Der 3. Teil versucht »Inspirationen« zu benennen »für die Liturgie im deutschsprachigen Raum durch die liturgische Praxis von Korogocho« (257–334). Dies beginnt mit dem »Bezug des Gottesdienstes zum konkreten Leben« (258) und stellt »lebendige Diakonie als Kriterium für eine lebendige Liturgie« (266) dar. Dieser Punkt ist besonders interessant, weil er zeigt, dass und warum die uns durch die Professionalisierung und Spezialisierung der Diakonie in vielen Punkten verloren gegangene Gemeindediakonie unsere Gottesdienste so viel ärmer macht! F. benennt dabei auch konkrete Initiativen, wie solche Verbindungen von Diakonie und Liturgie auch in Deutschland wieder gelingen können, z. B. durch die vierteljährlich stattfindende Mahnwache vor der Abschiebehaft in Berlin-Köpenick (276 f.). Sie zeigt, dass »der Gottesdienst als Modell für die christliche Praxis« (278) erkenn- und erlebbar sein muss, wobei die »aktive Teilnahme« (284) (participatio actuosa) grundlegend ist, die in »die Verwirklichung der Gemeinschaftsdimension des Gottesdienstes« (296) mündet, für die die »Entfaltung der Zeichenhaftigkeit« (321) ein wesentliches Element beinhaltet. Alles zusammen gipfelt schließlich in der »Sakramentalität des Nächsten und der versammelten Gemeinde« (328).

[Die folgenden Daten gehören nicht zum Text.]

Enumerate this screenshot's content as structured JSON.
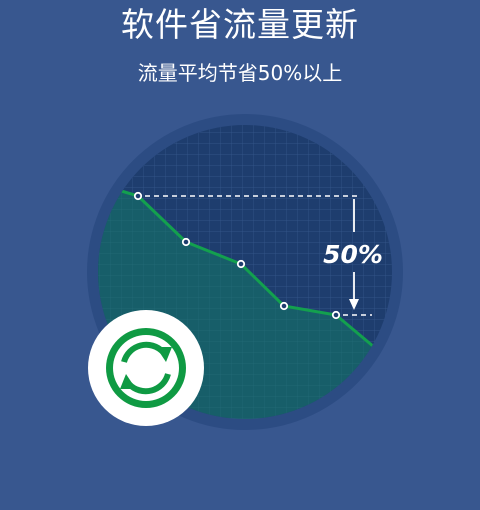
{
  "header": {
    "title": "软件省流量更新",
    "subtitle": "流量平均节省50%以上"
  },
  "graphic": {
    "savings_label": "50%",
    "update_icon": "sync-icon",
    "colors": {
      "background": "#38578f",
      "disc_outer": "#2c4c83",
      "disc_inner": "#1e3d6e",
      "trend_line": "#13a04e",
      "badge": "#ffffff",
      "sync_green": "#0f9a43"
    }
  }
}
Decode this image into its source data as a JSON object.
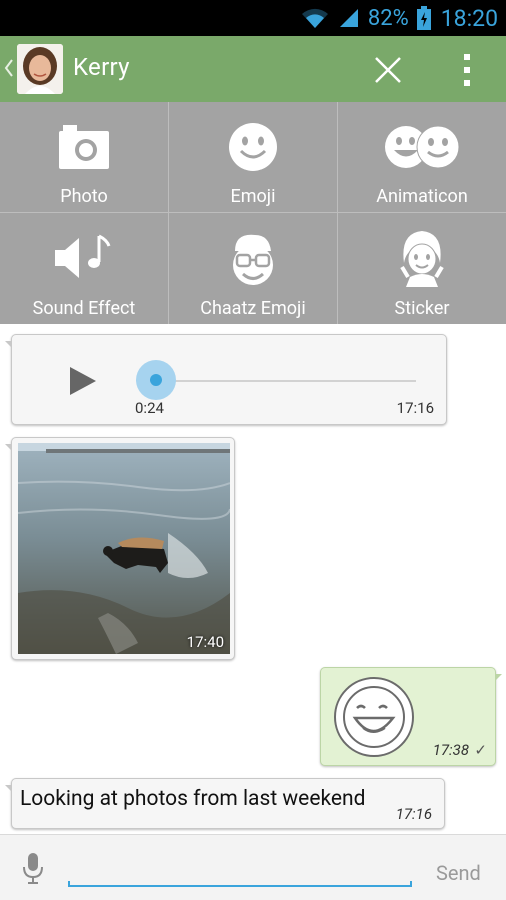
{
  "status_bar": {
    "battery": "82%",
    "time": "18:20"
  },
  "header": {
    "contact_name": "Kerry"
  },
  "attachments": [
    {
      "label": "Photo",
      "icon": "camera-icon"
    },
    {
      "label": "Emoji",
      "icon": "smiley-icon"
    },
    {
      "label": "Animaticon",
      "icon": "animaticon-icon"
    },
    {
      "label": "Sound Effect",
      "icon": "speaker-music-icon"
    },
    {
      "label": "Chaatz Emoji",
      "icon": "chaatz-face-icon"
    },
    {
      "label": "Sticker",
      "icon": "sticker-girl-icon"
    }
  ],
  "messages": {
    "audio": {
      "elapsed": "0:24",
      "time": "17:16",
      "progress": 0.0
    },
    "photo": {
      "time": "17:40"
    },
    "sticker": {
      "time": "17:38",
      "status": "✓"
    },
    "text": {
      "body": "Looking at photos from last weekend",
      "time": "17:16"
    }
  },
  "composer": {
    "send_label": "Send"
  },
  "colors": {
    "header": "#7aa96a",
    "accent": "#3aa4dc",
    "grid": "#a3a3a3",
    "outgoing_bubble": "#e3f2d3"
  }
}
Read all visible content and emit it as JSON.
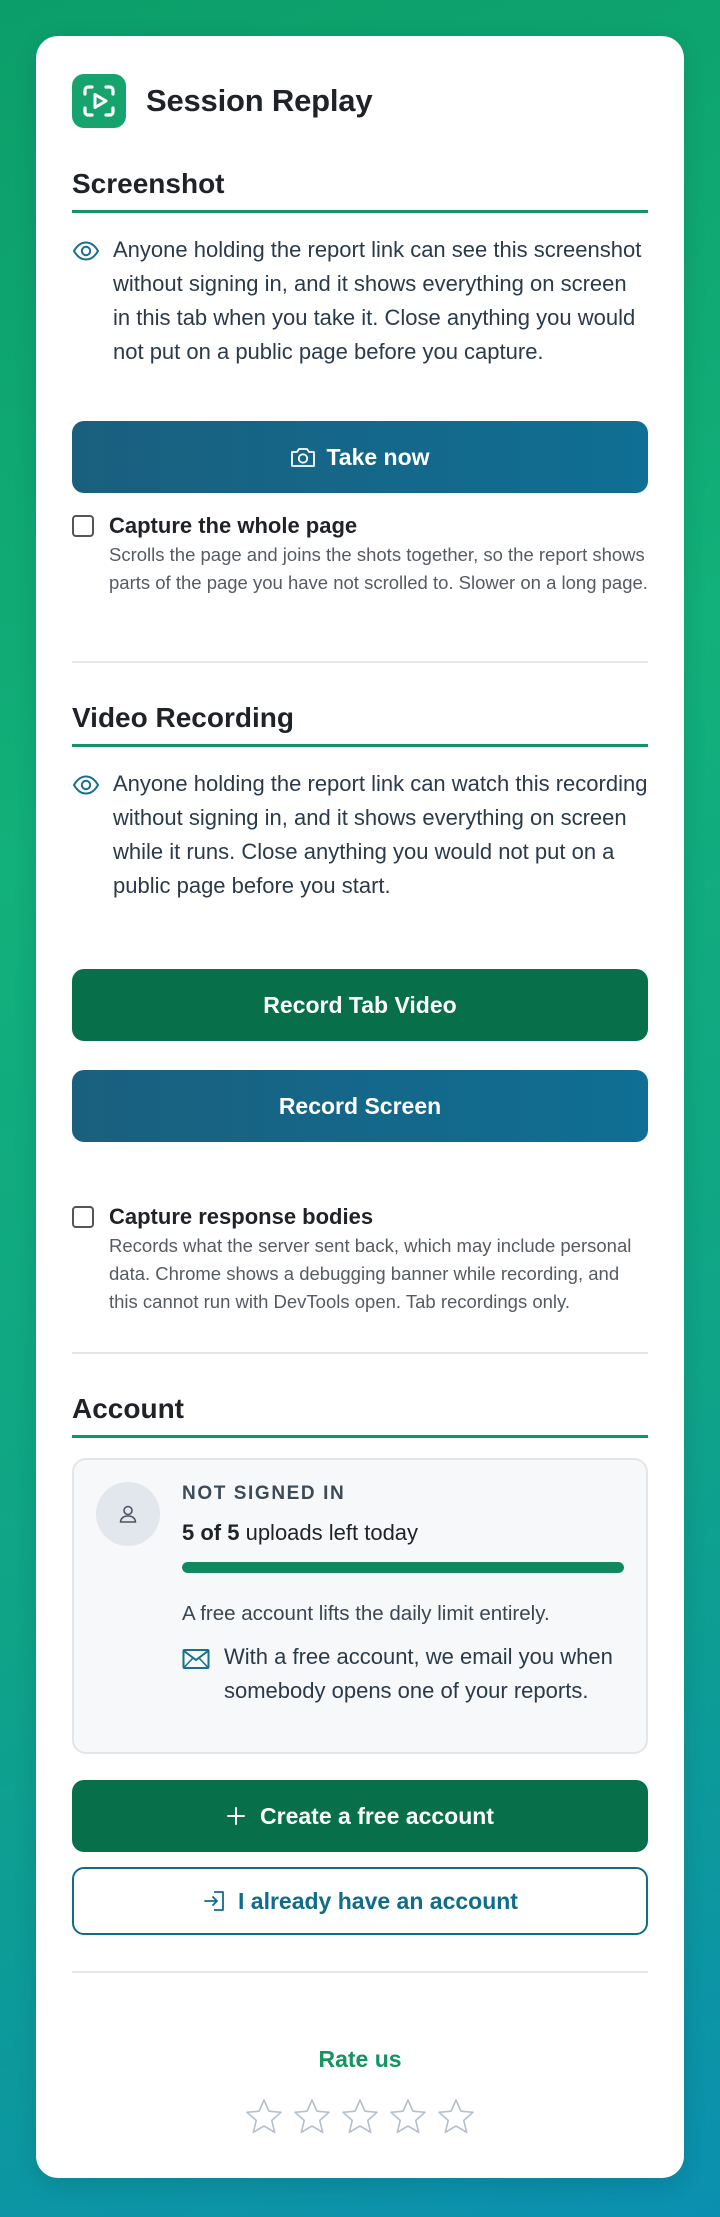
{
  "app": {
    "title": "Session Replay"
  },
  "screenshot": {
    "section_title": "Screenshot",
    "notice": "Anyone holding the report link can see this screenshot without signing in, and it shows everything on screen in this tab when you take it. Close anything you would not put on a public page before you capture.",
    "take_now_label": "Take now",
    "whole_page": {
      "title": "Capture the whole page",
      "description": "Scrolls the page and joins the shots together, so the report shows parts of the page you have not scrolled to. Slower on a long page.",
      "checked": false
    }
  },
  "video": {
    "section_title": "Video Recording",
    "notice": "Anyone holding the report link can watch this recording without signing in, and it shows everything on screen while it runs. Close anything you would not put on a public page before you start.",
    "record_tab_label": "Record Tab Video",
    "record_screen_label": "Record Screen",
    "response_bodies": {
      "title": "Capture response bodies",
      "description": "Records what the server sent back, which may include personal data. Chrome shows a debugging banner while recording, and this cannot run with DevTools open. Tab recordings only.",
      "checked": false
    }
  },
  "account": {
    "section_title": "Account",
    "status": "NOT SIGNED IN",
    "uploads_count": "5 of 5",
    "uploads_suffix": " uploads left today",
    "uploads_remaining_fraction": 1.0,
    "limit_note": "A free account lifts the daily limit entirely.",
    "email_note": "With a free account, we email you when somebody opens one of your reports.",
    "create_label": "Create a free account",
    "signin_label": "I already have an account"
  },
  "rating": {
    "title": "Rate us",
    "stars_total": 5,
    "stars_selected": 0
  },
  "colors": {
    "brand_green": "#16a36d",
    "button_blue": "#0f6f94",
    "button_green": "#07704b",
    "accent_rule": "#12946a"
  }
}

Das Buch beeindruckt durch vielfältige gesättigte Erfahrungen. Es zeigt an vielen zentralen Punkten eine große Nähe zu den sieben Kriterien des Evangelischen Gottesdienstbuches. Es ist faszinierend, einen plausiblen Gottesdienstreformvorschlag zu lesen, der ohne milieutheoretische Überlegungen auskommt. Dies markiert aber zugleich auch die Grenze dieses Buches in Bezug auf Deutschland. Insbesondere die Versuche der Gemeinschaftsverwirklichung müssen sich m. E. einer milieutheoretischen Differenzierung noch einmal aussetzen, denn was für die einen Gemeinschaft ist, ist für andere schlicht anonym oder im umgekehrten Falle aufdringlich. Hier ist eine ebenso intensive Kontextanalyse gefragt wie in Korogocho, was aber den Wert dieses spannenden Crossover keinesfalls schmälert.